Vi è infine il volontariato d’emergenza, legato cioè a uno specifico momento storico e a uno specifico avvenimento. Questa forma riguarda tutte quelle iniziative e attività che molte organizzazioni hanno promosso – coinvolgendo i loro collaboratori – nel corso dell’emergenza Covid-19; viene citato l’esempio di Roche che, durante il lockdown del 2020, ha mobilitato circa 250 dipendenti per operare in un call center di pubblica utilità per dare informazioni rispetto al virus e più in generale alla condizione straordinaria che si stava vivendo.
Il volontariato d’impresa e il welfare aziendale
L’indagine si concentra anche sul possibile legame che può esistere tra il volontariato d’impresa e il welfare aziendale.
Come già visto, c’è di fatto un “filo rosso” che collega le due tematiche. Si tratta di due strumenti che sempre di più le aziende mettono in pratica sia per investire in azioni di carattere sociale, sia per coinvolgere i propri dipendenti e creare un legame forte con loro.
Come spiega lo stesso rapporto, “welfare aziendale e volontariato di competenza sono due dei segni più tangibili della responsabilità sociale di un’azienda, possono collocarsi in questo nuovo contesto come leva per promuovere il benessere dentro e fuori le mura aziendali, per migliorare la percezione interna ed esterna con ritorni positivi in termini di reputazione, coesione aziendale e di sostenibilità sociale”.
Dalle testimonianze rilevate emerge in particolare come welfare aziendale e volontariato d’impresa siano spesso parte di una strategia aziendale più ampia. In questo senso, essi sono normalmente integrati in una visione dell’organizzazione attenta a tutti i suoi stakeholder – dai lavoratori fino alla comunità locale – allo scopo di far divenire il tema della sostenibilità parte integrante della strategia di business.

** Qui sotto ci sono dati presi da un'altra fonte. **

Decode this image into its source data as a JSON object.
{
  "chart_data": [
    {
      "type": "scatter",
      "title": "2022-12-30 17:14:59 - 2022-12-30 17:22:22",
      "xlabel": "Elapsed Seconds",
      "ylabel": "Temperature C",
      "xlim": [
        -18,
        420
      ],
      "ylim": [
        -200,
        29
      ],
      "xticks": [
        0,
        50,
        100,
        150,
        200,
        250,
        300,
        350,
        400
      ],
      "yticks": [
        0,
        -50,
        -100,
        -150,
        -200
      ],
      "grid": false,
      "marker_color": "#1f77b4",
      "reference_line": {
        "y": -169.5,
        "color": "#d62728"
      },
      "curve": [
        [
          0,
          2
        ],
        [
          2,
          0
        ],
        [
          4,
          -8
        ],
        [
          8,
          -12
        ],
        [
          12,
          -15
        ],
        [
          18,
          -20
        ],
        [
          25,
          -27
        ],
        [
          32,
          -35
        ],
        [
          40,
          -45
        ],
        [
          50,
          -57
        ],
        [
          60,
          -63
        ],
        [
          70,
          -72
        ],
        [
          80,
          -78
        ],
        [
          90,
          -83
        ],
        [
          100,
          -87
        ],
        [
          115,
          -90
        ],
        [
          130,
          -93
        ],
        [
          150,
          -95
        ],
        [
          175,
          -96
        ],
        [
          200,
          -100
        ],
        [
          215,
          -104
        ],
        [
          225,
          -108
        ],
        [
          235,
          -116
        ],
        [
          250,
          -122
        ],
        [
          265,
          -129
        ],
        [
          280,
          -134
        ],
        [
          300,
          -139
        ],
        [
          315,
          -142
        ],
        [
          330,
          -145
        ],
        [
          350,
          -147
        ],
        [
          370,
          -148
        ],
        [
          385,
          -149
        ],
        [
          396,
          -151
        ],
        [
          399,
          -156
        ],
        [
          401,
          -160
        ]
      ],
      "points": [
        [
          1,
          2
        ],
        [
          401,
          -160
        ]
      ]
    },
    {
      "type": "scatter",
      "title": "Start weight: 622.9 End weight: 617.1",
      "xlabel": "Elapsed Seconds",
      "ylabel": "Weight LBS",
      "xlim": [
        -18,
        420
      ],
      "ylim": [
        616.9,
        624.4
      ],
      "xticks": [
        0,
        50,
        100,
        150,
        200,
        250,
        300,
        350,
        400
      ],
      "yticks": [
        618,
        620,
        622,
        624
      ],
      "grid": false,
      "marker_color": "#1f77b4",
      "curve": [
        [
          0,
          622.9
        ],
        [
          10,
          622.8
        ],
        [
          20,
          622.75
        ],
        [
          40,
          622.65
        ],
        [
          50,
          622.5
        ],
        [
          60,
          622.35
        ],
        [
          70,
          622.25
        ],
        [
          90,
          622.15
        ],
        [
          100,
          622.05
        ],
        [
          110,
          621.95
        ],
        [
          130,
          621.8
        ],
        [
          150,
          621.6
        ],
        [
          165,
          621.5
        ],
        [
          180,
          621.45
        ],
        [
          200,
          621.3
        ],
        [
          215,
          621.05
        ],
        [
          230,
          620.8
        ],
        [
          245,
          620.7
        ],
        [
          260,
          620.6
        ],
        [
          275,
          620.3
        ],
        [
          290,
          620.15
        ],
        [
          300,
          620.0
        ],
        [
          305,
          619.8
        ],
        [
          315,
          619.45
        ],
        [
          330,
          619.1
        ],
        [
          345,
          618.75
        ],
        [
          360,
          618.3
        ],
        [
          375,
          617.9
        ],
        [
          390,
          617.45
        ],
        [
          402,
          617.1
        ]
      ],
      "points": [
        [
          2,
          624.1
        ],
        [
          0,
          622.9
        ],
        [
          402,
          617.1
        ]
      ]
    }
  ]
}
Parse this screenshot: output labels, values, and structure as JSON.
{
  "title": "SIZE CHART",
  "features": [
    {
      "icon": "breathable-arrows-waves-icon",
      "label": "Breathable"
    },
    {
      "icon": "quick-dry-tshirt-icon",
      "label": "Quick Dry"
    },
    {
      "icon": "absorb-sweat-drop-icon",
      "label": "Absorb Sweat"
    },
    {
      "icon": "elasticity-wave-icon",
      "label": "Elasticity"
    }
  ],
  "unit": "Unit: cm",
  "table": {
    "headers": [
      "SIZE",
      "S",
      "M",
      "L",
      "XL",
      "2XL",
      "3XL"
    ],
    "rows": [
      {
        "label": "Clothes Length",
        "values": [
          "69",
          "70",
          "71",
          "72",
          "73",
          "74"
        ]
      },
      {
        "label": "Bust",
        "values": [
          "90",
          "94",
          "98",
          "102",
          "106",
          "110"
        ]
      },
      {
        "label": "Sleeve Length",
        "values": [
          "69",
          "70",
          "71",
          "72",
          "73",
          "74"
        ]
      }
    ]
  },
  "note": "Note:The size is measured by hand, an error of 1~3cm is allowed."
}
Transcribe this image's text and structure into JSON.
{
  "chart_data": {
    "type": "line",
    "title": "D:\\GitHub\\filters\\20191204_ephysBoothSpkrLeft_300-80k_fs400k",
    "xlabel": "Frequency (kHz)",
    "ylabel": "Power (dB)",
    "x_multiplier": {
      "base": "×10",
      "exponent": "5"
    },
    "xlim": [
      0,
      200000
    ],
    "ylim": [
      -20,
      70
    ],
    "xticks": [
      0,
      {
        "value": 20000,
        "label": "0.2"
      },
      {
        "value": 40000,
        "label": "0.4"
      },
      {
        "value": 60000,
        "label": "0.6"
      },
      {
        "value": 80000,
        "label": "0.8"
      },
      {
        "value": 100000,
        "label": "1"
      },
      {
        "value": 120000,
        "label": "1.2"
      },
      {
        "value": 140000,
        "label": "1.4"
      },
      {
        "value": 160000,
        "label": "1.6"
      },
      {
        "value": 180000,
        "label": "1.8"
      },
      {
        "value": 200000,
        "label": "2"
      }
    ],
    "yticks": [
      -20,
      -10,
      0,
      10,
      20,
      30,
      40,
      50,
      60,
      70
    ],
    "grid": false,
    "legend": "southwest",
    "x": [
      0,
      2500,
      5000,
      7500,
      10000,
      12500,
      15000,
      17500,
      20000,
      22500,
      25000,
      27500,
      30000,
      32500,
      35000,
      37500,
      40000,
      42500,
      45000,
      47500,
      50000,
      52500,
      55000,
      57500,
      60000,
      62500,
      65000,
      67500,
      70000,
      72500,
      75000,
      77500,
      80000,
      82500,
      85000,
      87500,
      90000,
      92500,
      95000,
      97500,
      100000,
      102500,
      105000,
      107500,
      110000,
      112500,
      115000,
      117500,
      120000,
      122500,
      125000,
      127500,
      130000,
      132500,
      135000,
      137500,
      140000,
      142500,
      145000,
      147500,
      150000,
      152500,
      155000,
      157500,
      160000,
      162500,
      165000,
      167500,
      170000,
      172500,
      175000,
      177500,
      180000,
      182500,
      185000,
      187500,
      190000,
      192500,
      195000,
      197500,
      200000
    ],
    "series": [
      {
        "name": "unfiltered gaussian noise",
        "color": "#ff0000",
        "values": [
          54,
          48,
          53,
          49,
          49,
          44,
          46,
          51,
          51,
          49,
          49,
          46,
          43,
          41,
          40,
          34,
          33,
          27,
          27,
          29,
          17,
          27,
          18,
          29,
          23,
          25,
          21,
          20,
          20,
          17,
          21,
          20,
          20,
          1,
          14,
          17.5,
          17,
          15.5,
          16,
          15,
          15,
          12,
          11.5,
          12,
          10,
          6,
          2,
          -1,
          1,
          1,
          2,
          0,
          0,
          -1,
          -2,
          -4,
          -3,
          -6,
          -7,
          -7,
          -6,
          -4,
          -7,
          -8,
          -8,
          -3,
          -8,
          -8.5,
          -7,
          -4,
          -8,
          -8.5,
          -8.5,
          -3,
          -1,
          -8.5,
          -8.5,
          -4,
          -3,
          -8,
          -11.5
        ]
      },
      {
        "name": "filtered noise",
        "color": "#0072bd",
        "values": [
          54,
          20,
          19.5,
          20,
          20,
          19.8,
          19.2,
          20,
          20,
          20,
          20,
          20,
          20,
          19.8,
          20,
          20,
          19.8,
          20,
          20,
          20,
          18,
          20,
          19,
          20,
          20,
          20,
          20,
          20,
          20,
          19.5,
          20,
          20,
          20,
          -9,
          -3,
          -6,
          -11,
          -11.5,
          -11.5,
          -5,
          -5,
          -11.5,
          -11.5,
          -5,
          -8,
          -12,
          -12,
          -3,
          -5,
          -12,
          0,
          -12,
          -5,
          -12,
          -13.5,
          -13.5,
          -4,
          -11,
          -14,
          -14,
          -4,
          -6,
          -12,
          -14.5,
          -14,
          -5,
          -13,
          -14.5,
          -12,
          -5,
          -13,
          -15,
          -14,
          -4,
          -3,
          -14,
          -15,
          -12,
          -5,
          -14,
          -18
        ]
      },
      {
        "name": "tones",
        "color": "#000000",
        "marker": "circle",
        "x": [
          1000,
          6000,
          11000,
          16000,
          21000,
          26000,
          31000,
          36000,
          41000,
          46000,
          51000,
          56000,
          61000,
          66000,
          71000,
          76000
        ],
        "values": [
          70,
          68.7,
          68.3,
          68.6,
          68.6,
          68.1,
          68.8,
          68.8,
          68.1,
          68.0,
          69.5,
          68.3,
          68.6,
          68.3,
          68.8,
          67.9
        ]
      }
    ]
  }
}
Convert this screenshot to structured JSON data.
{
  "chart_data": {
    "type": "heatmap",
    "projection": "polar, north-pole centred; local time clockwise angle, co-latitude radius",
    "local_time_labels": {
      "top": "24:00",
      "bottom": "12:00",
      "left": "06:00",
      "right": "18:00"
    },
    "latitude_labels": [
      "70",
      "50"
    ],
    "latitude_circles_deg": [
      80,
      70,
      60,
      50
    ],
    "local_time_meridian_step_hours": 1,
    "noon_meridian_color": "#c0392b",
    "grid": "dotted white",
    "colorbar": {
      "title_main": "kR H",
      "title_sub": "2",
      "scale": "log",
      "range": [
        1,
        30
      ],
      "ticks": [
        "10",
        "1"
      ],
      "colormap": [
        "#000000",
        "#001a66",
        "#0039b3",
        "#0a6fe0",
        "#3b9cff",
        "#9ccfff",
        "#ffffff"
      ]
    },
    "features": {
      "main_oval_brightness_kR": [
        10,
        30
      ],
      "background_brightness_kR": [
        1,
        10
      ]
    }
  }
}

Spesso però i due strumenti sono ancora percepiti dai lavoratori come due sfere separate. Per questo sarebbe necessario per il management investire sulla comunicazione dei loro percorsi, allo scopo di coinvolgere attivamente tutti i collaboratori aziendali e quindi valorizzare a pieno l’investimento. Come accade per il welfare aziendale, anche gli interventi di volontariato promossi dalle imprese sono concretamente efficaci e generano un impatto quando sono adeguatamente raccontati e comunicati. E su questo sembrano esserci ancora molti margini per migliorare.